L’élection de Nicolas Sarkozy à la Présidence de la République marque un tournant de la vie politique française à plus d’un titre. C’est en premier lieu la victoire d’une droite dure et décomplexée qui a réussi à diffuser dans la population, y compris dans certaines couches populaires, les idées propres à satisfaire avant tout les milieux financiers et les groupes sociaux les plus fortunés, et aussi à intégrer dans son projet les principaux thèmes de l’extrême droite. En développant une rhétorique identitaire à caractère xénophobe et nationaliste et en pratiquant un discours à double sens, elle a pris à
contre-pied toutes les forces se réclamant du mouvement social et citoyen : le slogan sur la « valeur travail » masque la destruction du droit du travail et de la protection sociale ; la rengaine « travailler plus pour gagner plus » dissimule l’aggravation criante des inégalités, la stagnation des salaires et l’envol des profits ; le martèlement sur la sécurité fait oublier la restriction des libertés ; l’incantation à la modernisation de la France ouvre la voie à son
alignement sur les dogmes néolibéraux.
Le second tour de l’élection présidentielle confirme aussi l’échec de toutes les gauches. Échec de la gauche traditionnelle qui n’a pas réussi à rendre crédible un projet de transformation sociale véritable, empêtrée qu’elle est dans des dilemmes terribles : accompagner la mutation du capitalisme visant à tout marchandiser ou bien en combattre la logique en lui mettant des bornes solides ; approfondir la dérive libérale de l’Europe ou bien engager celle-ci vers un objectif social et écologique. Échec également de la gauche
anti-libérale qui, dans une cacophonie désastreuse, a enterré la construction de l’unité qui avait permis la victoire contre le traité constitutionnel européen en 2005.
La situation devant laquelle le mouvement social et citoyen se trouve exige un examen approfondi des raisons pour lesquelles le néolibéralisme ne recule pas, mais se durcit, en dépit des résistances que lui opposent ceux qui refusent la dégradation des conditions
d’emploi, les délocalisations, la disparition progressive des services publics, la baisse de la fiscalité sur les plus riches, la dégradation écologique, la pénétration des OGM dans les campagnes, etc.
L’association Attac voit dans cette exigence de réflexion une nouvelle raison de poursuivre son travail d’éducation populaire pour que les citoyens puissent se réapproprier la politique, c’est-à-dire peser effectivement sur les décisions qui les concernent, bien au-delà des simples échéances électorales.

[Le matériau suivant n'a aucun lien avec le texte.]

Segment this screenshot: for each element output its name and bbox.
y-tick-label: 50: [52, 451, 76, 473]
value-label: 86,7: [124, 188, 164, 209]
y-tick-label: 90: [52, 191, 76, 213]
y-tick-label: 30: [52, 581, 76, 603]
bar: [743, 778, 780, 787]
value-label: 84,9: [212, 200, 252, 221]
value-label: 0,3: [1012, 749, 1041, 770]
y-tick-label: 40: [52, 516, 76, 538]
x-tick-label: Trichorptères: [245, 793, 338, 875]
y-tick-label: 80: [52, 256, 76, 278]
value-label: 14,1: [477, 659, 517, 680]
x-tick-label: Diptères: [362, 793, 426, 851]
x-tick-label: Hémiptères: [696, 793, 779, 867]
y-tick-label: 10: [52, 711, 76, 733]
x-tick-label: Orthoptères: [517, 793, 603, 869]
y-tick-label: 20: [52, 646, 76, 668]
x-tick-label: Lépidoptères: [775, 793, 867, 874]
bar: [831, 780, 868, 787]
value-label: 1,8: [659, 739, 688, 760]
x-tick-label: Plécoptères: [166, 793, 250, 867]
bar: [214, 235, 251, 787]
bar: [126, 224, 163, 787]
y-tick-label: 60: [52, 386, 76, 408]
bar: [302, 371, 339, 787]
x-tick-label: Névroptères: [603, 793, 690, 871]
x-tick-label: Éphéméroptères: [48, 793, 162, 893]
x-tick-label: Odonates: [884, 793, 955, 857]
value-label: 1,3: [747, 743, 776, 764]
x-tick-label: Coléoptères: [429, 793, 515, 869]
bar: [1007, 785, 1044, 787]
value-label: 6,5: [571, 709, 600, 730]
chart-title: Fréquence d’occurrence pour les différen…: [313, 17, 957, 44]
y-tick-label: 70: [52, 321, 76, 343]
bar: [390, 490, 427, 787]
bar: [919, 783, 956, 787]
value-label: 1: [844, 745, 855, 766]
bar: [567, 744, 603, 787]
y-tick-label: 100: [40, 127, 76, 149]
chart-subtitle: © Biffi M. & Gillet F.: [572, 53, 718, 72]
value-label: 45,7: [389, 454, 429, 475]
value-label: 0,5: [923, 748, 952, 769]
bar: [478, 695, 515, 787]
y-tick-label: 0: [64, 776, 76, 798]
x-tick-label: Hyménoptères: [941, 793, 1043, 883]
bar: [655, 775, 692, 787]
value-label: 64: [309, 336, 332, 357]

A ce titre, les rendez-vous essentiels sont devant nous : la résorption du chômage appelle une répartition juste des richesses, sans laquelle il ne peut y avoir de base sociale populaire à la transformation sociale ; les services publics pour tous demandent des impôts progressifs sur tous les revenus ; des retraites équilibrées ont besoin, non de fonds de pension, mais de cotisations sociales progressant au rythme de la richesse produite ; l’écologie exige une régulation planétaire ; un monde vivable pour tous et en paix doit impérativement substituer la coopération à la concurrence dont sont surtout victimes les plus démunis dans les pays les plus pauvres ; la solidarité, la justice et la démocratie sont incompatibles avec les impératifs dictés par les capitaux circulant librement.
C’est autour de ces propositions que la résistance au néolibéralisme pourra être active, offensive et efficace. Attac prendra toute sa part à une telle dynamique qui aura du sens si elle devient celle des citoyens.